Although the universities are perpetually growing, their boundaries aren't close to touching 52nd and Market. But their students are increasingly turning to the neighborhood for cheaper housing options.

"Things are definitely changing," Norwood said. "We have a lot of different ethnicities who have taken over businesses out here, but a lot of black business owners have left. And that's depressing."

More can be done

City Councilwoman Jannie Blackwell thinks 52nd and Market is finally poised again for greatness.

The business strip is a "true melting pot," she said, home to local residents as well as African, Caribbean and Asian immigrants who have all carved out their own niche.

Vending carts officially licensed by the city will soon start popping up. And the Enterprise Center Community Development Corp., an organization that helps minority-owned businesses to grow in West Philadelphia, appointed a manager, Akeem Dixon, to keep all of the local businesses on the same page.

Blackwell counts the YMCA, at 51st and Chestnut, and the Malcolm X Memorial Park, at 51st and Osage Avenue, as other selling points in the area, as well as the new Philadelphia Police headquarters building, which is scheduled to open at 46th and Market several years from now.

"We've come a long way," she said. "You have to give it a chance to see the fruition of all of the work we've done."

Inspector Johnson said the biggest complaints he hears from residents concern panhandling and drinking on the street.

The streets are consistently patrolled, thanks in part to the fact that 52nd and Market serves as a border to the 16th, 18th and 19th police districts.

"It's not a utopia, but it's definitely way better than it was eight years ago," Johnson said. "What we want is to get more residents to come out and shop. I'd like to see the businesses unite and have festivals like you see in Manayunk and other parts of the city."

Peake said people want additions that could make the strip more inviting, like trees, benches and better lighting at night.

New and more diverse businesses would help, too. "How many nail and hair salons can you go to?" she said, referring to the current glut of similar shops. "How many cellphone covers can you buy?"

Sen.

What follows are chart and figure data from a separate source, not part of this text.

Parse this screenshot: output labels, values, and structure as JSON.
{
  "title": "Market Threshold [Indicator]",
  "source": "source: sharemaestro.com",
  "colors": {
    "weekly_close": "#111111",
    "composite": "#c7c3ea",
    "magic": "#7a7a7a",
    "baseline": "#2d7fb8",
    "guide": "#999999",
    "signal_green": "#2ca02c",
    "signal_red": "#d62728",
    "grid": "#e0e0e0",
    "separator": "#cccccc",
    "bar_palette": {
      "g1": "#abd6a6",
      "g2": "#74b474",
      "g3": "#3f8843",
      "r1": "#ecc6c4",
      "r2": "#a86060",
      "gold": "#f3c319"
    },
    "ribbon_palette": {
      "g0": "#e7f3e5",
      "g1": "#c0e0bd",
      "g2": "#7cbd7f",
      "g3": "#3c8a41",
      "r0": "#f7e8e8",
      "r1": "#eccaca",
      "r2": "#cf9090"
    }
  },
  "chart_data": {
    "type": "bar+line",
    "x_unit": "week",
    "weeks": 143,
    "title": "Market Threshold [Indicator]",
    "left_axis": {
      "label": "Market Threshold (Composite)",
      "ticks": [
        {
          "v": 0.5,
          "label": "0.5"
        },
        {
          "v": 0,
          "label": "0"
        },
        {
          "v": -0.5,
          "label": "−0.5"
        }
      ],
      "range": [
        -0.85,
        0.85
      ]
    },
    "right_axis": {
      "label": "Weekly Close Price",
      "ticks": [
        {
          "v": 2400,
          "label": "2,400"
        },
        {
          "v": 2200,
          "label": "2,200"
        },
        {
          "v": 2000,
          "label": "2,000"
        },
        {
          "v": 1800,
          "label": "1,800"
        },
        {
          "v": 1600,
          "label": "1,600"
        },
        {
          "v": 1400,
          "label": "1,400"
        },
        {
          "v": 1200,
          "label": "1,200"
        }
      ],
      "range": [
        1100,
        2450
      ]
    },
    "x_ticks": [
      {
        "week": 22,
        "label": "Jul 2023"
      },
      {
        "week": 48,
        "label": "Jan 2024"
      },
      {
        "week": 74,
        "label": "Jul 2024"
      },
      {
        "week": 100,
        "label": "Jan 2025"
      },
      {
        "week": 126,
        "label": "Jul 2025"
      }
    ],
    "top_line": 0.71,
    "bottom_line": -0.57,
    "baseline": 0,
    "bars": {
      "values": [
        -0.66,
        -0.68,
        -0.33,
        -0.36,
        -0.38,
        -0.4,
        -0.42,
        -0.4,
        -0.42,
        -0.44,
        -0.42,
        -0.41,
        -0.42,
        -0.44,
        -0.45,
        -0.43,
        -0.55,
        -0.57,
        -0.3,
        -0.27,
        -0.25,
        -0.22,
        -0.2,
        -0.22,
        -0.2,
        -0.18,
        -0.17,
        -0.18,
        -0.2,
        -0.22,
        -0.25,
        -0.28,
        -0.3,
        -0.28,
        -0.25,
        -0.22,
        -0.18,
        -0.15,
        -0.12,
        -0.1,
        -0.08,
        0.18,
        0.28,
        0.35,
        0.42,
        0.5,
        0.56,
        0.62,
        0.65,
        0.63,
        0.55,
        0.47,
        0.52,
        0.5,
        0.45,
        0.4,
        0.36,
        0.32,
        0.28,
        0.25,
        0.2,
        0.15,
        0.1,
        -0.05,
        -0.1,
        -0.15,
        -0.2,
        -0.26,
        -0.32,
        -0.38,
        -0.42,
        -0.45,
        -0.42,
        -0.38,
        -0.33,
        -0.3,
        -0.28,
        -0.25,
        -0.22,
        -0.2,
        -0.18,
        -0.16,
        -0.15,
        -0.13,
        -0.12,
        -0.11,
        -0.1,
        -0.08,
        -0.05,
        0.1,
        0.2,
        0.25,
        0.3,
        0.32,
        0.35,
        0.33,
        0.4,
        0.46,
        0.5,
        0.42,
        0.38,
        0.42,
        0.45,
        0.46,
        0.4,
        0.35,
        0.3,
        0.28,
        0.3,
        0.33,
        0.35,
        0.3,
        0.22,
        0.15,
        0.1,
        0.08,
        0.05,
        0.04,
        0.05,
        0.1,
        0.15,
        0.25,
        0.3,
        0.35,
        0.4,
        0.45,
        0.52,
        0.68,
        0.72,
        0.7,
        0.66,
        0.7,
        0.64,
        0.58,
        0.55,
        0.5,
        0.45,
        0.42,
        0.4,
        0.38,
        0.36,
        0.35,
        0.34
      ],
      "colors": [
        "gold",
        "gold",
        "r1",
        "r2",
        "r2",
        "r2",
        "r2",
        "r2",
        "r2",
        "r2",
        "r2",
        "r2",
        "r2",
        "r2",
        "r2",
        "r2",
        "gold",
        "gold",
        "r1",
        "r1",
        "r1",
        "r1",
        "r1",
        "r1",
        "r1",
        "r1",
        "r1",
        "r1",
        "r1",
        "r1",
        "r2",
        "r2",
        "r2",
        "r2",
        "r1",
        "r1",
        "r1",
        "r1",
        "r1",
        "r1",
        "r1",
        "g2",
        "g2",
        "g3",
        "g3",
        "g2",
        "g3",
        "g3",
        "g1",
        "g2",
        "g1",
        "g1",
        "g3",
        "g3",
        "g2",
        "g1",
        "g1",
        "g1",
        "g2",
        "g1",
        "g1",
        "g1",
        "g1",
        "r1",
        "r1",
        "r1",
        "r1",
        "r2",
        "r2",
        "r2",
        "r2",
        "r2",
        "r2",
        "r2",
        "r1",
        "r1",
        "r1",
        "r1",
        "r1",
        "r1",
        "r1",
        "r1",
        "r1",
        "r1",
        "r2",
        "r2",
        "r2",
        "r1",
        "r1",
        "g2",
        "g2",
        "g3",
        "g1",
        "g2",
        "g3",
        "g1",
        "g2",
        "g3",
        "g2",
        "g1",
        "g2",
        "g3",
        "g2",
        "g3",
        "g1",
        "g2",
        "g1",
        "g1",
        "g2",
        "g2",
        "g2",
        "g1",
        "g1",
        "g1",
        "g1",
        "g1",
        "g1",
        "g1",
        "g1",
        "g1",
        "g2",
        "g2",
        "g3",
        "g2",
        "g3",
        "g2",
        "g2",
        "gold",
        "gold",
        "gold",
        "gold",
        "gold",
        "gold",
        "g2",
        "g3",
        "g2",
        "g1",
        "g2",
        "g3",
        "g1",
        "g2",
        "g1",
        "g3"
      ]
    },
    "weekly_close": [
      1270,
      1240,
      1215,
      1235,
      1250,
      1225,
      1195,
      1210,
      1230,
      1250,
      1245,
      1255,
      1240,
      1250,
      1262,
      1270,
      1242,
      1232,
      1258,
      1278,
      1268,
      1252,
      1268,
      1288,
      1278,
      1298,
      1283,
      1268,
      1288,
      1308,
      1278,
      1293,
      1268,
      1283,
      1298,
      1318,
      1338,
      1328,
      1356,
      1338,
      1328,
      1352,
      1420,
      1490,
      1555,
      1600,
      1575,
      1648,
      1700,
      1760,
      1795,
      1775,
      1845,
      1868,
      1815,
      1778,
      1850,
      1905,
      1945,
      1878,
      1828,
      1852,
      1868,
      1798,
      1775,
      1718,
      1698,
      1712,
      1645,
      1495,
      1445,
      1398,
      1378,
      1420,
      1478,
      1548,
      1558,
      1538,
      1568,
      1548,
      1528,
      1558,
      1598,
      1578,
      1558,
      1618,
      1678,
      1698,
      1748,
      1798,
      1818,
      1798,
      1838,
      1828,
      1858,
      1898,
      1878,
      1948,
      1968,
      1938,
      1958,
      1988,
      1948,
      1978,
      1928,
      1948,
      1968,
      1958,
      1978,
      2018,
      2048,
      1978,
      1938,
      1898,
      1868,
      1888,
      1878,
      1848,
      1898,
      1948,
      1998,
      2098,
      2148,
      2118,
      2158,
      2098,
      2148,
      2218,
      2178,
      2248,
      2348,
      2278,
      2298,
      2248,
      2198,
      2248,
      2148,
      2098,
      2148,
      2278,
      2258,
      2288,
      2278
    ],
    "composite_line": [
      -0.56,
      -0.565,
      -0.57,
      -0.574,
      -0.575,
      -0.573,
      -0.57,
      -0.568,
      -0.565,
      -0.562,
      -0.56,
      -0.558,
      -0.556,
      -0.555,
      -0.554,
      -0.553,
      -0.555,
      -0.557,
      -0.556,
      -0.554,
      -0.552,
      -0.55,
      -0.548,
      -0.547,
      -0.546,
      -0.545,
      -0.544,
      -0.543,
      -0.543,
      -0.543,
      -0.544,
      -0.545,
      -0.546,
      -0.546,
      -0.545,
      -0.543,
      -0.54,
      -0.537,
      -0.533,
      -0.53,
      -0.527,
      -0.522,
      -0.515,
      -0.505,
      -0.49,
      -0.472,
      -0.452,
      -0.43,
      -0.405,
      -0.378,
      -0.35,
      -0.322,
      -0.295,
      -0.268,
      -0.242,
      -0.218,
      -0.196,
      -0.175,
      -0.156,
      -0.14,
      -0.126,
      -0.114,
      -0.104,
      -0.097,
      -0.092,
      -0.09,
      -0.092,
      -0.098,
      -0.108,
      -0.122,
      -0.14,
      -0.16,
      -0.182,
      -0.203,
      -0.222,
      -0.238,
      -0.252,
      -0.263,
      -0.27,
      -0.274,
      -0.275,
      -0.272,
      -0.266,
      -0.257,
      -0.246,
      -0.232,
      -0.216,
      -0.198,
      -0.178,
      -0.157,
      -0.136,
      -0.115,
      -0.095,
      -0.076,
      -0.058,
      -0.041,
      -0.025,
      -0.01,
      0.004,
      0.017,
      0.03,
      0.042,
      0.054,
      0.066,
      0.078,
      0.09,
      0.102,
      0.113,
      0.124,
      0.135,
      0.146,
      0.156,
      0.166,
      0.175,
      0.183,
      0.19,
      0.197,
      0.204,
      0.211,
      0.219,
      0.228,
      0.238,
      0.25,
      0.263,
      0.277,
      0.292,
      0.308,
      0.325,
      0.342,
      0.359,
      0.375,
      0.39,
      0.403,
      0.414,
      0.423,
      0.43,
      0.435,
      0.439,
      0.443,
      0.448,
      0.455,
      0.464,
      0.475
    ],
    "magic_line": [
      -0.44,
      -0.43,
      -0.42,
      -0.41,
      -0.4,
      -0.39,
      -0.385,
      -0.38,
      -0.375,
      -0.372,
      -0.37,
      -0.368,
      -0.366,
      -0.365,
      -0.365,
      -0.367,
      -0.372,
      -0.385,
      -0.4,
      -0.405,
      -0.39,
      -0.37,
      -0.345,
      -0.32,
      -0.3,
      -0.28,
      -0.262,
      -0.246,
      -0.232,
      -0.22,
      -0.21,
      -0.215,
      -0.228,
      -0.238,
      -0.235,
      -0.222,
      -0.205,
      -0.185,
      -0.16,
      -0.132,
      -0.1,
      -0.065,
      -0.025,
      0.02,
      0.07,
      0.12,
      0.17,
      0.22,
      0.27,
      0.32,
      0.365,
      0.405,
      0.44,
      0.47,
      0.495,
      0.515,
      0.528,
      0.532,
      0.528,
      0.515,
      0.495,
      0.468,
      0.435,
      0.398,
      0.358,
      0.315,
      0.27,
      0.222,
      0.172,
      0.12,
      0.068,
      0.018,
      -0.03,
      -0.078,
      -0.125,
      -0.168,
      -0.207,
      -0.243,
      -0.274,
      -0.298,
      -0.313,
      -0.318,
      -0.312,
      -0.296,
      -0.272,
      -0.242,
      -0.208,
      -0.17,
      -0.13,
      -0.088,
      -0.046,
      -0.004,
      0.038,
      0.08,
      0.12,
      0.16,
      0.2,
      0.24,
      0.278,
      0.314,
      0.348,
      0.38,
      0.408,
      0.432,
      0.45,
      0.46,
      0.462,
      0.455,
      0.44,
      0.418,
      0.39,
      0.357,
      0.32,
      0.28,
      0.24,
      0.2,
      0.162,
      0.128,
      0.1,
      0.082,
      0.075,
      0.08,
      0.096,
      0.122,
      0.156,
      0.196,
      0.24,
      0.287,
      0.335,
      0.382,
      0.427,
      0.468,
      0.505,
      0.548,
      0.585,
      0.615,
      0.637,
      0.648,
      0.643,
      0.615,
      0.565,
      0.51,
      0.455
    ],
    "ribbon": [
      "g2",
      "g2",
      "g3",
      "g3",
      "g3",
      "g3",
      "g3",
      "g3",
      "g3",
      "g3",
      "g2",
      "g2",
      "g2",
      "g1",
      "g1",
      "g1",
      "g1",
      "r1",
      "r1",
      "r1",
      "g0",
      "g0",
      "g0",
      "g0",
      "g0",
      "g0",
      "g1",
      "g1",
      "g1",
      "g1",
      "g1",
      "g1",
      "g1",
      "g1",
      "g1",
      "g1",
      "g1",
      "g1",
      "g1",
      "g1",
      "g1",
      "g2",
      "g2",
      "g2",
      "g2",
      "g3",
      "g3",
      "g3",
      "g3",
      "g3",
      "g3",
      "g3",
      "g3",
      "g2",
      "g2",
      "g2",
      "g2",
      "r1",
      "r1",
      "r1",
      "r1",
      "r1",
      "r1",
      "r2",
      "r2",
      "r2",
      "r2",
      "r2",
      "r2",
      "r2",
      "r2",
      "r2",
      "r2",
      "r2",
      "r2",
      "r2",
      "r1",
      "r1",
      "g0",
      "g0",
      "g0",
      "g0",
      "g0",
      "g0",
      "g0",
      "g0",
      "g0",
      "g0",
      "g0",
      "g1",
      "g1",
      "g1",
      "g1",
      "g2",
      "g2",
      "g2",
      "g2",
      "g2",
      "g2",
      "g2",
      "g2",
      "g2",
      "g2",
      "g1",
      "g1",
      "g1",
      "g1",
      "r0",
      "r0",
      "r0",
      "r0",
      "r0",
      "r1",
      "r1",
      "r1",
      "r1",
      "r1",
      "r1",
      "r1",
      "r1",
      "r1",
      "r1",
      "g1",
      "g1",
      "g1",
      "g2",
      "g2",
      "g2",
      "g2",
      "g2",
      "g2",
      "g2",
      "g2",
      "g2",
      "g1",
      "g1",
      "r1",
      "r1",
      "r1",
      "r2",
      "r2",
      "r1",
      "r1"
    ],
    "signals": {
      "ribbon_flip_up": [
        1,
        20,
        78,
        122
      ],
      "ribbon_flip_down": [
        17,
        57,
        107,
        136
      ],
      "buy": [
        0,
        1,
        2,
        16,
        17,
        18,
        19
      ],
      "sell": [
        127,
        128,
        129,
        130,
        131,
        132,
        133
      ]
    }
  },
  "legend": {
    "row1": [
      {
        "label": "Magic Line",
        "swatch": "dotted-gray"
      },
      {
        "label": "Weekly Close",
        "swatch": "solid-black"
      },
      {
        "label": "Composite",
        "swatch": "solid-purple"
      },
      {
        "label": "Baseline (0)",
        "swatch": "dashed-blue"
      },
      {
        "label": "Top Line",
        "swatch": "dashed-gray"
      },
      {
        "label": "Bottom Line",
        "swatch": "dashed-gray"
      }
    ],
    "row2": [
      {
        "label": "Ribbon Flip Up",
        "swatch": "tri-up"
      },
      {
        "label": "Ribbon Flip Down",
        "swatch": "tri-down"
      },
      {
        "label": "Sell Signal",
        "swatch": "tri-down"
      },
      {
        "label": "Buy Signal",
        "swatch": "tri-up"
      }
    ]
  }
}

Williams said that if he's elected mayor, he'd double down on street cleaning and coordinating law-enforcement efforts in the area.

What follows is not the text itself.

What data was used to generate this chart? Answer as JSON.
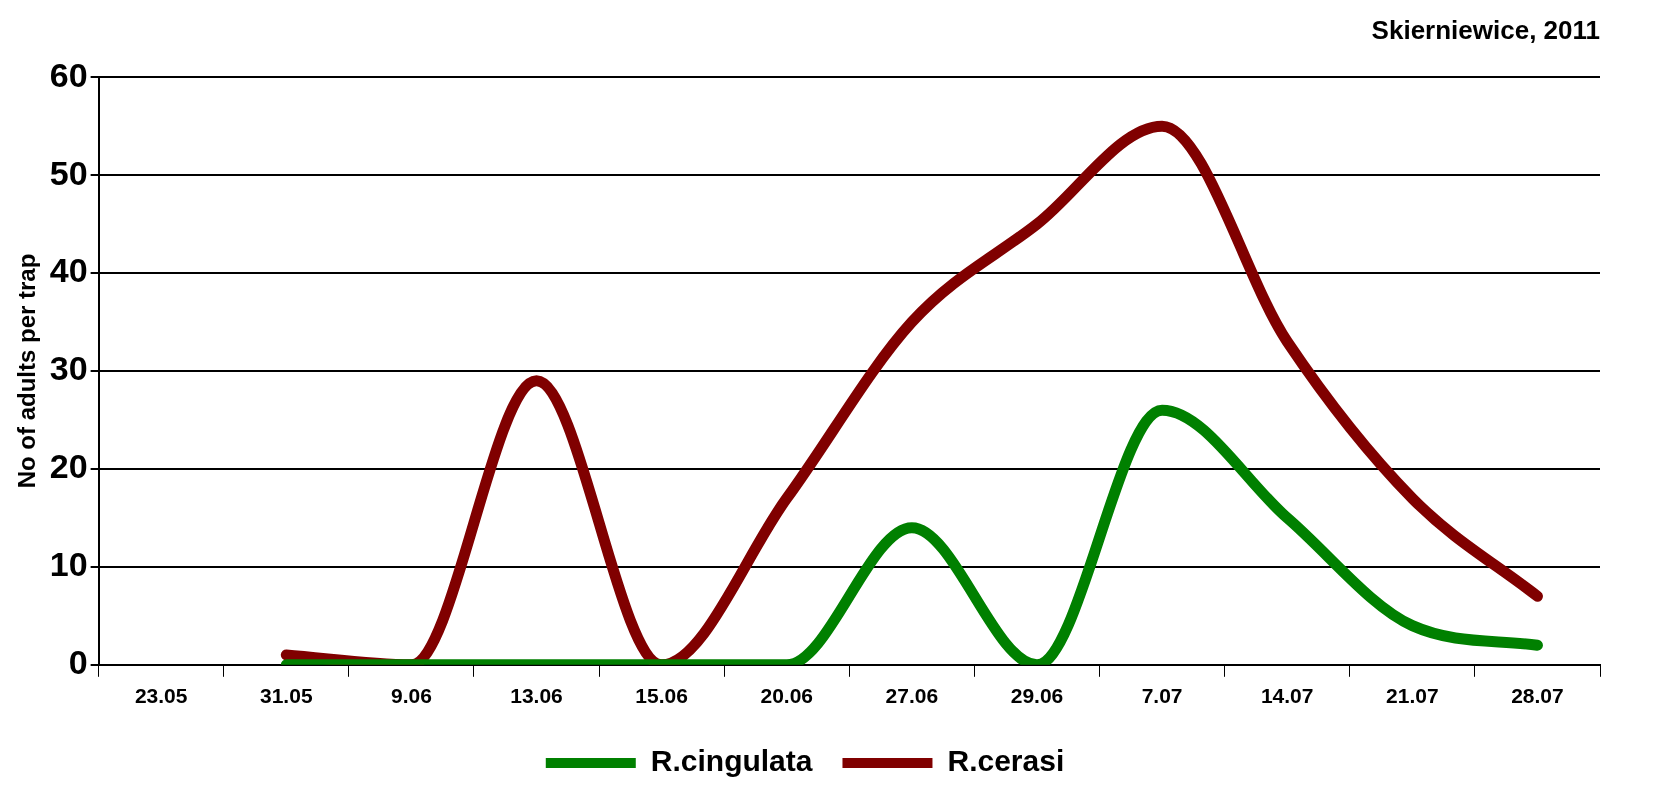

He'd also push for better marketing of the area.

"It's one of the most heavily traveled intersections in the city," he said. "But most people get off the El and get on a bus without even looking to see what's there."

Charles Outlaw, 46, leaned back on a cushioned chair inside his barbershop, Major League Cuts, at 51st and Market.

He waved off the idea of outsiders - the politicians, the universities - having to swoop in and rescue the area.

"Every neighborhood can be beautiful if people get involved and take responsibility," he said.